From Hollywood Cartoons, by Michael Barrier:
The animators who joined the staff with the greatest fanfare were the McKimson brothers, Robert and Thomas; from the summer of 1930 until sometime early in 1931, they had run a tiny studio set up by Romer Grey, the son of Zane Grey, the author of cowboy novels. When they came to Harman-Ising later in 1931, Clampett told Jim Korkis, “They marched right in as if in perfect step, went to their desks, took off their coats, and sat down exactly at eight o’clock and started to work. This was all very spectacular, like a Busby Berkeley routine.”
From Michael Barrier’s interview with McKimson:
McKimson: Yes. There’s a real strange story. In 1932, I was animating, doing about the same amount as every animator, twenty, twenty-five, thirty feet a week, at the tops. I had an auto accident and [got thrown out of the car], and pinched a couple of nerves in my neck. I got out of the hospital after a couple of weeks and went back to work, and all of a sudden, I could do fifty, sixty, seventy, eighty feet a week, and it was easy. It was a strange thing.
In Drawn to Life: The Art of Robert McKimson, Robert McKimson Jr. estimates his father went from 30 feet a week to 80 or 90 feet a week.
I scoured Drawing on the Right Side of the Brain, and there are several mentions of brain injury impairing one’s abilities and functions. So the question is, how did Robert McKimson walk away from a car accident able to draw better? How is possible the injury not only did not impair his abilities as an animator, it improved them??

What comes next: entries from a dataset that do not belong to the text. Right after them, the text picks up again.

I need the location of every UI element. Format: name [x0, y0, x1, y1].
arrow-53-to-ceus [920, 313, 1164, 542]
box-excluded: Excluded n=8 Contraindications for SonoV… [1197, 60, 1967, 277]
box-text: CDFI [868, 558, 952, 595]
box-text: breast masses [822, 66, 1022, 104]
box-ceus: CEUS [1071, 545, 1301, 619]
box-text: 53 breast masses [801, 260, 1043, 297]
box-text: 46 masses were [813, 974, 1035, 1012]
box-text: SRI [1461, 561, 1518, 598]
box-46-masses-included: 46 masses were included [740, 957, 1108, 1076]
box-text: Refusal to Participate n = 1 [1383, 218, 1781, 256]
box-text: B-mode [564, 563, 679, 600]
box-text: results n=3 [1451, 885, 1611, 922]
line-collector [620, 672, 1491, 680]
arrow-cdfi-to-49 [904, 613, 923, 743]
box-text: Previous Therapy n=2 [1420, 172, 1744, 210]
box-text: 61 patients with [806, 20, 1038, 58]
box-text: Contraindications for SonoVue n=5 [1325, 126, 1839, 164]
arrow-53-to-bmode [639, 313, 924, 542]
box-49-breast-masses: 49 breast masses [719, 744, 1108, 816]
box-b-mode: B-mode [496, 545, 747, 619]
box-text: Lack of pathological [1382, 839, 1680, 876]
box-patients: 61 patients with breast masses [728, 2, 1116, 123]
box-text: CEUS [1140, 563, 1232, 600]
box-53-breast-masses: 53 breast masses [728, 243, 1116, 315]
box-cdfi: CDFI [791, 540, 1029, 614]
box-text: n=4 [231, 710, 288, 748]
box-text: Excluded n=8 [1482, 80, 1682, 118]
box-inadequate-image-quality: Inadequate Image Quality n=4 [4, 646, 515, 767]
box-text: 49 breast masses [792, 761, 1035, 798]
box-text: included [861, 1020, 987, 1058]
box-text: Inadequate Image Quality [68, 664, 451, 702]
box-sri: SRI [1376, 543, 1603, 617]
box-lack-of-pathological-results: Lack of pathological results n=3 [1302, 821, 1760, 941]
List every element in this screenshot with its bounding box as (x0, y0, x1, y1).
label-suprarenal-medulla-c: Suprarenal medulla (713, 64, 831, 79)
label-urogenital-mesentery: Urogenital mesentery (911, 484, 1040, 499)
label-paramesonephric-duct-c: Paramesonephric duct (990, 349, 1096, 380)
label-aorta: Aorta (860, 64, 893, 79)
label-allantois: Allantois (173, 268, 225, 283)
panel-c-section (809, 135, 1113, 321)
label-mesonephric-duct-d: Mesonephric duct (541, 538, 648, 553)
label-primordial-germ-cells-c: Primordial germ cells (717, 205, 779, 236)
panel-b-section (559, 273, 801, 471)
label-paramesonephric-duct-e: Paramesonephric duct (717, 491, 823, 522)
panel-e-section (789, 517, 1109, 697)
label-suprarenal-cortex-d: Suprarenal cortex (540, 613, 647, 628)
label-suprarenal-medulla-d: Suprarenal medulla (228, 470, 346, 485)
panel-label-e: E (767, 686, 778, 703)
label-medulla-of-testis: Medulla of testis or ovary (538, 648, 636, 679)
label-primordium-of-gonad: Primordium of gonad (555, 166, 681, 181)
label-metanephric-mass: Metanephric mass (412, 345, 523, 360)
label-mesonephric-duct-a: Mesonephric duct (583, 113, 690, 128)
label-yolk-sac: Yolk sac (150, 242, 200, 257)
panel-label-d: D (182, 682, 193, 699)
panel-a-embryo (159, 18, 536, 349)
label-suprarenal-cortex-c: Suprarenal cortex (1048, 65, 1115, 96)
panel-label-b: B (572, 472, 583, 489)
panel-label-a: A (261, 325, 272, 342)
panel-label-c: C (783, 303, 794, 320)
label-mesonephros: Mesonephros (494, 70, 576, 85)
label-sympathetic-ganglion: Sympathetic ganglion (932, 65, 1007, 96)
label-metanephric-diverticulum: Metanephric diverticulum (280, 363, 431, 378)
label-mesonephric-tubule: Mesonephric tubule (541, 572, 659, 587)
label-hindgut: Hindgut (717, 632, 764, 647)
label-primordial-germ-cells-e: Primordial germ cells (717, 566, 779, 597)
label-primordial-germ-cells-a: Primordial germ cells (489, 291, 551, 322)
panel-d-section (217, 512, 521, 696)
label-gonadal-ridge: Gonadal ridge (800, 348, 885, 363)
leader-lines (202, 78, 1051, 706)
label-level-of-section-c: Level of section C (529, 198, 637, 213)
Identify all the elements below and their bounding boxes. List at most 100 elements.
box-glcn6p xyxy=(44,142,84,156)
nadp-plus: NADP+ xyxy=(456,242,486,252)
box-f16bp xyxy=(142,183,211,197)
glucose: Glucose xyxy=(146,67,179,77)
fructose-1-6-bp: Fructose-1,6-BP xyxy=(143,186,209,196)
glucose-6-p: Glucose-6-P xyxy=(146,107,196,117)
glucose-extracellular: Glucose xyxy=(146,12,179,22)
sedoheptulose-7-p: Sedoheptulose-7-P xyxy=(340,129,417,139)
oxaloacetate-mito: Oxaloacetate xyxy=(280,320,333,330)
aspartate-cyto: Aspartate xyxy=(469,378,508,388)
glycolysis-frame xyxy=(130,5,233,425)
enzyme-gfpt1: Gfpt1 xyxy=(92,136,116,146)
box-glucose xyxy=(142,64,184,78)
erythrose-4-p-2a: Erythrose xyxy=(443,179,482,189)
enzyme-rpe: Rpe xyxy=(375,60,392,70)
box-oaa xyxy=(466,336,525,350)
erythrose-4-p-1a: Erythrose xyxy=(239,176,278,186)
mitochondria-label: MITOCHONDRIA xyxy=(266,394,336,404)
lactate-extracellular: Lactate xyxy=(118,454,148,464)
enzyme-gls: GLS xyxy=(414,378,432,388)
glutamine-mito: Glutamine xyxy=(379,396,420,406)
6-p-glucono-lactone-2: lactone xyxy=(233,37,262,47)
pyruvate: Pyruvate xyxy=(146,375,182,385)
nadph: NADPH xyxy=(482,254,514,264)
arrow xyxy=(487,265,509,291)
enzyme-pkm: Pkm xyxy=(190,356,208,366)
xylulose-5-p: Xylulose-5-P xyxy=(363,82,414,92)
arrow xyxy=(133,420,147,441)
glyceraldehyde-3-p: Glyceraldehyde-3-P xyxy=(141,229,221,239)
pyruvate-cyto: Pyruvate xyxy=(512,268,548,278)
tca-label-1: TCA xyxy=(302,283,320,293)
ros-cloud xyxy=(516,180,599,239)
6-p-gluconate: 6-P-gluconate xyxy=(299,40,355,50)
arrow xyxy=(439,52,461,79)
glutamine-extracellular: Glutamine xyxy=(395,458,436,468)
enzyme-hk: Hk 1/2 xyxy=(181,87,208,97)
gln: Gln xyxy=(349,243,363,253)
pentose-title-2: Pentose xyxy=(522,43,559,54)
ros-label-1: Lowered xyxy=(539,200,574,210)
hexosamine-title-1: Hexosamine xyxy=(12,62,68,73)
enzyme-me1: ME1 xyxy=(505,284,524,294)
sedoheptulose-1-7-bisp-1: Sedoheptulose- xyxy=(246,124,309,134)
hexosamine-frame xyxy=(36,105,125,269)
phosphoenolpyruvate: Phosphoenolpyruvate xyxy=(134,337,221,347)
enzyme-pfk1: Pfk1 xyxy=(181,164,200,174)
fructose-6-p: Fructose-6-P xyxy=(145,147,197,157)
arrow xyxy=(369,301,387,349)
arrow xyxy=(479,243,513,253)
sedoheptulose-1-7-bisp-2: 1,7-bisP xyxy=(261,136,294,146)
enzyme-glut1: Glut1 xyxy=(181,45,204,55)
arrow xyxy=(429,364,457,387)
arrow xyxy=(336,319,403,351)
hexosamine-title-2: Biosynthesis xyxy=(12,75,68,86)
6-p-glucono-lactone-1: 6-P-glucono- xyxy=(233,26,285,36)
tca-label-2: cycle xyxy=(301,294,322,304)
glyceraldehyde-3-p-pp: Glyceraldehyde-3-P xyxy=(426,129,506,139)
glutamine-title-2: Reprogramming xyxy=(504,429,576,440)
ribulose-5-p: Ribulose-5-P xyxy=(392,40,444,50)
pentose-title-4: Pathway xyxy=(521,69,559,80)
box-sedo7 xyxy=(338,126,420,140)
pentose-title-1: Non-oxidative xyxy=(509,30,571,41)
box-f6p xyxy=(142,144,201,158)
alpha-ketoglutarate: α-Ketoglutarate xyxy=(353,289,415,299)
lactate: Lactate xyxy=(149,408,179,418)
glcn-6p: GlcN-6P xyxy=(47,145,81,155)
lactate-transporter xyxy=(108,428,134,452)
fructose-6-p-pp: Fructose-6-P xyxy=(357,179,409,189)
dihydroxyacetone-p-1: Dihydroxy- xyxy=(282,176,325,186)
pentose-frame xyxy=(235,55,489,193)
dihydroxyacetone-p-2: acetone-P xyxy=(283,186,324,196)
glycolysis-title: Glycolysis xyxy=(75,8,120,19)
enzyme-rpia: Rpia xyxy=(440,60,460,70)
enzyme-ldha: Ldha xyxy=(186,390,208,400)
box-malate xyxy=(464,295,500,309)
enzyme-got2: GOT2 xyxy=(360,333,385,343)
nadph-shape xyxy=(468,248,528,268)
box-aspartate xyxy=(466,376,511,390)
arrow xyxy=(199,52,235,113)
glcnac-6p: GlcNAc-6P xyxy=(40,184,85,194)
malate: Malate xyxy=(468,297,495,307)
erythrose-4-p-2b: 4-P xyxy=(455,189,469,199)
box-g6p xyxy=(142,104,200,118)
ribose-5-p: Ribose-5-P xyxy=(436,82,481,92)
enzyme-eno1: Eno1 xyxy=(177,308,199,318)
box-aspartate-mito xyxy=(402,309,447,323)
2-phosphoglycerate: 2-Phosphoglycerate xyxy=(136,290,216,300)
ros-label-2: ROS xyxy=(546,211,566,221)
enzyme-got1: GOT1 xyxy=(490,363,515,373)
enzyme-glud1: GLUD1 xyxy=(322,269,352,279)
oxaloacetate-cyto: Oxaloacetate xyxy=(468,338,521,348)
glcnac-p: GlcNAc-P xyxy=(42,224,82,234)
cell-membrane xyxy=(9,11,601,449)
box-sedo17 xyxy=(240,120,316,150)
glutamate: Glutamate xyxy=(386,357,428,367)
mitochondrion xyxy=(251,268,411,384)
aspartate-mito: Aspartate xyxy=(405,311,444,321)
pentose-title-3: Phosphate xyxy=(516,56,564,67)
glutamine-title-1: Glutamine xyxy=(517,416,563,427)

McKimson: I went to school to learn more about drawing; I was always fascinated with portraiture and anatomy. I got so that I could visualize things; someone would describe something to me, I would visualize it, and slow it down to slow motion, and then just draw it like that. It always fascinated people to see me do these things. I could start from the shoe and build him up, or I could start from the top and build him on down, or the side, anyplace, but it always came out the same. It was a strange thing, even to me. For ten years, I averaged fifty-five feet a week. Even in the union, they wouldn’t classify me with anyone else, because nobody else could do the same things that I did.
Barrier: Did they have any medical explanation for this?
McKimson: None of the doctors could give me any explanation for it. They said I probably jarred something loose in my brain. It was very simple for me to do this; it wasn’t any work.
McKimson: At Harman-Ising one day, I’d been up to two or three the night before. I’d gotten so that I could sleep on one arm, and I would sleep about half the day, and still put out that much, and never leave more than three in-betweens anyplace, for anyone: everything else was all cleaned up.
One day the studio manager called me in the office and said, “Bob, there seems to be something wrong with you.” I said, “What do you mean, my footage is all right.” He said, “Oh, fine, great.” I said, “The quality’s all right, isn’t it?” He said, “Oh, yes, great. I just thought something was wrong with you because you sleep so much.” I said, “Well, it’s mostly because I don’t go to bed very early.” He said, “I was worried about you, not about your work.”